Oda Orkestrasının Viyolonseli  yoktur ama yedek  telleri vardır..Viyolensel o yıllarda Türkiye’de bile yoktur.Bu ihtiyacın giderilmesi için Tüccar Kulübü’nün tam karşısındaki demir doğrama-metal  işleri ile uğraşan bir esnaf çözüm üretir.Viyolenselin sapı ve akord düğmeleri  ahşaptan yapılır bir güzel teller takılır.Gövdesi ise siyah sac’tan bükülerek,kaynak edilerek bir dörtgen boru  oluşturulur.(Alttaki resim)Bu garip gövde gramofon gövdesinin tekniğine de  uygundur..Bu buluş Viyolonsel bir çok konserde kullanılır. Tarihte eşi olmayan bu metal gövdeli  viyolonseli yapan usta ise Sn.Nevit Kodallı’nın ağabeyi rahmetli  Hayri Kodallı’dır.
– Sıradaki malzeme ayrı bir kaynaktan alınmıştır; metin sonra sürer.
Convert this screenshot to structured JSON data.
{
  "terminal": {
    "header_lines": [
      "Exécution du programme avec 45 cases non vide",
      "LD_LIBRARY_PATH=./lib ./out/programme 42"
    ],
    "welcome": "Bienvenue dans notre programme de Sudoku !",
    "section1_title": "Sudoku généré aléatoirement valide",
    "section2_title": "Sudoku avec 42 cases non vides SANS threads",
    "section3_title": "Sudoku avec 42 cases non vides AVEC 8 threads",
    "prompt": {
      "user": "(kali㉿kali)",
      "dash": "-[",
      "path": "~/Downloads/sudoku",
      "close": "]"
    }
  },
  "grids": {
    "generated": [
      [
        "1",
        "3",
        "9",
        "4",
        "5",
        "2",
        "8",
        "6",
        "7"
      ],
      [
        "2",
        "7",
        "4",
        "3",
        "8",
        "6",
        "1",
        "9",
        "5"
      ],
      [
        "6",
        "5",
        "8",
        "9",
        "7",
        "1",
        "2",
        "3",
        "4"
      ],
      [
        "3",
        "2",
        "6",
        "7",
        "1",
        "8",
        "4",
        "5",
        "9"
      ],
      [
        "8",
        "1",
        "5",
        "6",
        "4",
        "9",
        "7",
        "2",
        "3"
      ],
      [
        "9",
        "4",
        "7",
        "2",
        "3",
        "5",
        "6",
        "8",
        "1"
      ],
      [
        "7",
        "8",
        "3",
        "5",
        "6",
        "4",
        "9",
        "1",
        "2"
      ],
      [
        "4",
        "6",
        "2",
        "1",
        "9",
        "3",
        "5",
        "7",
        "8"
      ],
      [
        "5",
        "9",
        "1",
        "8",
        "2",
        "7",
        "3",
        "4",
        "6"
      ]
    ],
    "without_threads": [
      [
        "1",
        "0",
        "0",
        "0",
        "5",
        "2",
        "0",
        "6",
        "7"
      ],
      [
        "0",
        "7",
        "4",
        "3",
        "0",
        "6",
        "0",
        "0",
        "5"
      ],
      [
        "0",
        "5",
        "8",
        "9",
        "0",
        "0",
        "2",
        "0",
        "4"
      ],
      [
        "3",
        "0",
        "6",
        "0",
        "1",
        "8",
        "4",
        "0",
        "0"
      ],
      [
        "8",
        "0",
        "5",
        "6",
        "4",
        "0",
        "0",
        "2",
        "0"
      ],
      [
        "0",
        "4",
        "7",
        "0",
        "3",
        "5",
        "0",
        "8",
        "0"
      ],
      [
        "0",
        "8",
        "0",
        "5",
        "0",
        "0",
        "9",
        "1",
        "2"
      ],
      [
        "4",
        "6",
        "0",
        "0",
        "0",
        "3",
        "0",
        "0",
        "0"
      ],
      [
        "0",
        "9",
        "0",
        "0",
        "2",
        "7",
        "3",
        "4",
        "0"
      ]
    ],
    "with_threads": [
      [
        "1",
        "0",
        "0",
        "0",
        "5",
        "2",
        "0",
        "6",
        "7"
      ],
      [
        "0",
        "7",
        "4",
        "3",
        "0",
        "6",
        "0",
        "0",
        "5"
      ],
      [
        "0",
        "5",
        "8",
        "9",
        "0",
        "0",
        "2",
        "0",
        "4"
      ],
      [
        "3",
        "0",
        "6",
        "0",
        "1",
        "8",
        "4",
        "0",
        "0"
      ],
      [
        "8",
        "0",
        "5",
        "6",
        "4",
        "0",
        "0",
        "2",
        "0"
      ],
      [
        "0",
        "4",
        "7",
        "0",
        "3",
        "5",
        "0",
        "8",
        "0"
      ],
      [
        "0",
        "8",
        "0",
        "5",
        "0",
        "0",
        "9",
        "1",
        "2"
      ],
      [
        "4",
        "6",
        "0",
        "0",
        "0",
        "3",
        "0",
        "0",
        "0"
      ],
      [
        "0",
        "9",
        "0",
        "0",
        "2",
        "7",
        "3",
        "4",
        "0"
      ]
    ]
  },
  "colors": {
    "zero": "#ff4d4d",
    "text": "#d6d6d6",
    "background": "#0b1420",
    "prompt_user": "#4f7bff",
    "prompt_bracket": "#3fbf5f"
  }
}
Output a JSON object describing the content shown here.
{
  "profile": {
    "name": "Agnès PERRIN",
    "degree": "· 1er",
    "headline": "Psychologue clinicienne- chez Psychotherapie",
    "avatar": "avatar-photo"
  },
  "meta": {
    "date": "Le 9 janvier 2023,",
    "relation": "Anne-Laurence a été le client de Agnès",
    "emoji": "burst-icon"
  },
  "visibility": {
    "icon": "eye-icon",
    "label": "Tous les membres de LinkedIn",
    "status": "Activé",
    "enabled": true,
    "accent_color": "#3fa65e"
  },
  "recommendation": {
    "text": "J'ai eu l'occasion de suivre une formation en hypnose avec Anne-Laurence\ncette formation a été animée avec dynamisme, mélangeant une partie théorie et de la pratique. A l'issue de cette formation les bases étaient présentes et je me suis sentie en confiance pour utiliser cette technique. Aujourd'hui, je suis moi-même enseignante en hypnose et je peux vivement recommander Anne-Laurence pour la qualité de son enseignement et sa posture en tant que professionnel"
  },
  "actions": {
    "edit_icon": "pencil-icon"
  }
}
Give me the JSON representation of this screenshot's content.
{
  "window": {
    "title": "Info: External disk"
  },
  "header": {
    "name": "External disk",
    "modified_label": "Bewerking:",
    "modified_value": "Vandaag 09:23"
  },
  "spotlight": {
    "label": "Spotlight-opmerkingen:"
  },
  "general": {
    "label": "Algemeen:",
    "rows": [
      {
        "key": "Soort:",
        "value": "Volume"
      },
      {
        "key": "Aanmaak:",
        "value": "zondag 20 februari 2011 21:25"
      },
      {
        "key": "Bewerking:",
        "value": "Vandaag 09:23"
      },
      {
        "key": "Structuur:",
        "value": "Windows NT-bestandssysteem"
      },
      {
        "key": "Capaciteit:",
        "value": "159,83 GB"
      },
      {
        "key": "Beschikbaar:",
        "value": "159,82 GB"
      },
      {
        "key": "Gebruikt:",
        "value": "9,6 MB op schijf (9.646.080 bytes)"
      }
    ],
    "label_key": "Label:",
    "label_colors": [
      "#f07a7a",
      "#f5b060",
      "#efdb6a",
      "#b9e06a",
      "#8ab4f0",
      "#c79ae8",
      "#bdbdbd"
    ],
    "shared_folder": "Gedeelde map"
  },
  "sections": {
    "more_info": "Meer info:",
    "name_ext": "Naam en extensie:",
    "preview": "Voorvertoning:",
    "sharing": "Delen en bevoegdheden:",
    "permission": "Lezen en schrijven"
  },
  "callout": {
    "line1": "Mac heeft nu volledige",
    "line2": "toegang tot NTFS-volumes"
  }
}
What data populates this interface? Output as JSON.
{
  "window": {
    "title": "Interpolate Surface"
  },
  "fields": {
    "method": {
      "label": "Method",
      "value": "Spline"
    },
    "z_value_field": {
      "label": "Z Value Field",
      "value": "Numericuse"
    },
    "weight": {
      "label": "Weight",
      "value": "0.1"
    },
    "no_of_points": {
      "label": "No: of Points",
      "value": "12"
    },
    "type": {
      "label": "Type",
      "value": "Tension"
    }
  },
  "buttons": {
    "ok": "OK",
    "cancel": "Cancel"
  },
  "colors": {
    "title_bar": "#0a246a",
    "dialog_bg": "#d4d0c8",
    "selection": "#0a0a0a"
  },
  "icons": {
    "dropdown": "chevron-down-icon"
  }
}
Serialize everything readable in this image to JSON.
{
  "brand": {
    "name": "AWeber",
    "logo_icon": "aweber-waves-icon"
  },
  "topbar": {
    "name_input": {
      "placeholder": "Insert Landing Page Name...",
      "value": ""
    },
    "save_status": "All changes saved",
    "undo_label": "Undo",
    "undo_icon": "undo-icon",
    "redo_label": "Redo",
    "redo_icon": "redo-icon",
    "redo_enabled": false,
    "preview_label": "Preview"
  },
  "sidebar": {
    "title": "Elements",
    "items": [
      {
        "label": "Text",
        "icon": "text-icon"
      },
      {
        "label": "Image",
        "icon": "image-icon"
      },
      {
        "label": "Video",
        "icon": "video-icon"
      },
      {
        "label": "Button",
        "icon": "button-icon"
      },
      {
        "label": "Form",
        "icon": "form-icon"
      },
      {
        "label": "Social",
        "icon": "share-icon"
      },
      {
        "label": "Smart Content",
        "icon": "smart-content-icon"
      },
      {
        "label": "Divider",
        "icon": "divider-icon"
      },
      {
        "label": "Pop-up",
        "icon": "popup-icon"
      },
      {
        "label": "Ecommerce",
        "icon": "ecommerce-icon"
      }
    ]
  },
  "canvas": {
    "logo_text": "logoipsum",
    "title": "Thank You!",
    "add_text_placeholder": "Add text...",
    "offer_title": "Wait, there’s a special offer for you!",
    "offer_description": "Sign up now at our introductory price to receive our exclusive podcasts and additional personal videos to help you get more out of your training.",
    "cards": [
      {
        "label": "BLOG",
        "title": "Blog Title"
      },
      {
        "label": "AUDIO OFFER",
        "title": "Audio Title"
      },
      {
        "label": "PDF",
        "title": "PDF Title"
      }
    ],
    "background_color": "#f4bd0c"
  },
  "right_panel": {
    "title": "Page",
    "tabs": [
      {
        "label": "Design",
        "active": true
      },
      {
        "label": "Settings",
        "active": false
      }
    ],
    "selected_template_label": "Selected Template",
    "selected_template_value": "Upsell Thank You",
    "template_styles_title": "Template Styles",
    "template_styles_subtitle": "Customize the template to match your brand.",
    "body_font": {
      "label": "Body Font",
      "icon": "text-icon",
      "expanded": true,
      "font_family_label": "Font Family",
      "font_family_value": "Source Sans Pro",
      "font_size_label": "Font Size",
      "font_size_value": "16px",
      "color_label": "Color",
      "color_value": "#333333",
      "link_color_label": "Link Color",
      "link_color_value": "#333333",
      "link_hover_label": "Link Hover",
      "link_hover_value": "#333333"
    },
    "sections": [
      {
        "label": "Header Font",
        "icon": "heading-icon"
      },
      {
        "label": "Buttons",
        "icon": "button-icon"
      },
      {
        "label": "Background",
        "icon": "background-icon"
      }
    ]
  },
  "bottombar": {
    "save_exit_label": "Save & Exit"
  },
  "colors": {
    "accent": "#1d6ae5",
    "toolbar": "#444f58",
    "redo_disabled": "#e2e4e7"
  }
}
Ne yazıkki Musevi misafirler II.Dünya savaşının bitimiyle İsrael’e dönerler..Kimse kalmaz..Oda Orkestrası kapanır.(*)

***

1946 yılında Mersin’de Halkevi açılır.Halkevi bünyesinde müzik,tiyatro,resim kursları verilmeye başlanır halka..Madam Butterfly Operası’nı Mersin’de hayatında ilk kez izleme fırsatını bulur 40 yıllık müzisyen Halit  Oktar.Yanında oğlu 10 yaşında Turgay vardır.

***

Halit Oktar 46 yaşındadır.. Kendisinin ve hep birlikte yol aldığı ,sahne aldığı arkadaşlarının yaşları  ve sağlıkları bu işe müsait değildir.Karar verirler hep birlikte ve orkestranın her bir  üyesi  teker teker geldikleri mahallelere ve mesleklere geri dönerler. 1947 yılında  Caz Orkestrası’nın tüm enstrümanları ve nota arşivi bir tutanakla Ankara radyoevine teslim edilir Halit Oktar tarafından..Orkestra’nın içi boşalır,tarihe sadece adı ve bu fotoğraf bırakılır. Perde kapanır.

***

Uzun bir ticaret yaşamından sonra 1983 yılında Mersin’de 82 yaşında vefat eder Halit Oktar.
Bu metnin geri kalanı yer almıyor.